Il pittore che dipinge le mani tese di Maria, che dipinge così le sue proprie mani tese verso il quadro – verso il tocco giusto, fatto di pazienza e di fortuna, fatto di un vivo ritrarsi della mano che lo depone – questo pittore che tende verso di noi l’immagine da lui dipinta perché noi non la tocchiamo, perché noi non la imprigioniamo dentro una percezione, ma al contrario perché noi arretriamo sino a mettere in gioco la presenza stessa dell’immagine e dentro l’immagine, questo pittore mette in opera la verità della «resurrezione»: l’approssimarsi della partenza, al fondo dell’immagine, dell’essenza singolare della verità. Così appunto egli dipinge (ma qui il verbo può dispiegare i suoi significati sino a toccare tutti gli altri modi dell’arte), e cioè anzitutto «rappresenta», nel significato proprio secondo cui questa parola vuol dire «rendere intensa la presenza di un’assenza in quanto assenza».

Contro il buio di fondo compare  il vaso che conserva l’unguento con il quale generosamente la Maddalena ha irrorato i piedi di Cristo, preannunciandone così in modo simbolico la morte e la resurrezione e che la rende riconoscibile fra tutte le donne rappresentate.

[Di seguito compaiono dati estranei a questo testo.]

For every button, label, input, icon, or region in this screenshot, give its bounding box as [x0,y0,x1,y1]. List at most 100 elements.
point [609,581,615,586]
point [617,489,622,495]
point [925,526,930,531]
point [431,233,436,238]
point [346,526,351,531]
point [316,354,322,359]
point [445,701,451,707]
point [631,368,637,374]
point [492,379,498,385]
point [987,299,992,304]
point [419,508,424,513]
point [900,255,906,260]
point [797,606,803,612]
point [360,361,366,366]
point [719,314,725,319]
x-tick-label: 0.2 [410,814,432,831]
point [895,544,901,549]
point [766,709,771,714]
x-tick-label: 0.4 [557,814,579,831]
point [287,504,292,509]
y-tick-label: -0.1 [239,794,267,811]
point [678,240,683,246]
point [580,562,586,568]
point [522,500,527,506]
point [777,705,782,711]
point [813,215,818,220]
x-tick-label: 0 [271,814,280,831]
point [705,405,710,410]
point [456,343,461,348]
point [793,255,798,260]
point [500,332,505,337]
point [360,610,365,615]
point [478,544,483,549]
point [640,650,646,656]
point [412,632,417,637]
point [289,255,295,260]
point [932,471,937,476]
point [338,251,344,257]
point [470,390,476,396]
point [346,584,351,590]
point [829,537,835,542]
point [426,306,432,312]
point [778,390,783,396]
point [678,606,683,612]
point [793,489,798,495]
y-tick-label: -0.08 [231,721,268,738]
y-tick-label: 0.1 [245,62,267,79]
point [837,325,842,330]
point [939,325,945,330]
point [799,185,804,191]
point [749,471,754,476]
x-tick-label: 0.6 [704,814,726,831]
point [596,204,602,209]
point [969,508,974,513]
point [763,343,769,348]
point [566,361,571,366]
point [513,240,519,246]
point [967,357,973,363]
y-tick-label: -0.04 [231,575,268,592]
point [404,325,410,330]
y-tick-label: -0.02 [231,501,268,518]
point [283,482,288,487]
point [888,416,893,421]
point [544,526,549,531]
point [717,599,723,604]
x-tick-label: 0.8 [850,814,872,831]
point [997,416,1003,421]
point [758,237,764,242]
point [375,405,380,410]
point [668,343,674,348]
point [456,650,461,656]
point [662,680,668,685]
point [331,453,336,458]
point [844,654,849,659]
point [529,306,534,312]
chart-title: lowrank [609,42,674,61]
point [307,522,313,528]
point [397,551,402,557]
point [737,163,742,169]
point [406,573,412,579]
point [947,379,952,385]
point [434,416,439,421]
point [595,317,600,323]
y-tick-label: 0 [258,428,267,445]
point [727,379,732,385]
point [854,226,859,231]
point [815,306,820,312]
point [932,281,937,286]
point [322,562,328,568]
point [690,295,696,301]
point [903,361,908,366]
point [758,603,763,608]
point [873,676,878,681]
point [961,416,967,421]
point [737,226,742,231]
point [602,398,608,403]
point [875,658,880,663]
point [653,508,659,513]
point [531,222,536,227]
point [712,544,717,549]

Il vaso è collocato dentro il giardino dei semplici, al di là dell’intreccio di giunchi che ribadisce la distanza dal primo piano, l’unguento si realizza utilizzando le piante medicinali unite al grasso, dunque il vaso non è rappresentato solo per il suo valore simbolico, ma anche come reale rimedio delle malattie, attraverso la sua immagine salute e salvezza si identificano. Questa lettura è avvalorata dal fatto che l’attuale cappella di Sant’Angelo Minore che contiene il quadro, già nel 1300 era sede di un ospedale destinato all’assistenza dei pellegrini e dei malati come scrive Alberto Mazzacchera (A. Mazzacchera, Il forestiere in Cagli, Cagli 1997, p. 157), ricorrendo alle notizie che nel ‘700 raccoglie il Gucci.

Il messaggio più intenso, il tema imposto all’artista e che l’artista svolge con sapienza narrativa e inventiva pittorica racconta che la salute è uno dei passaggi verso la salvezza.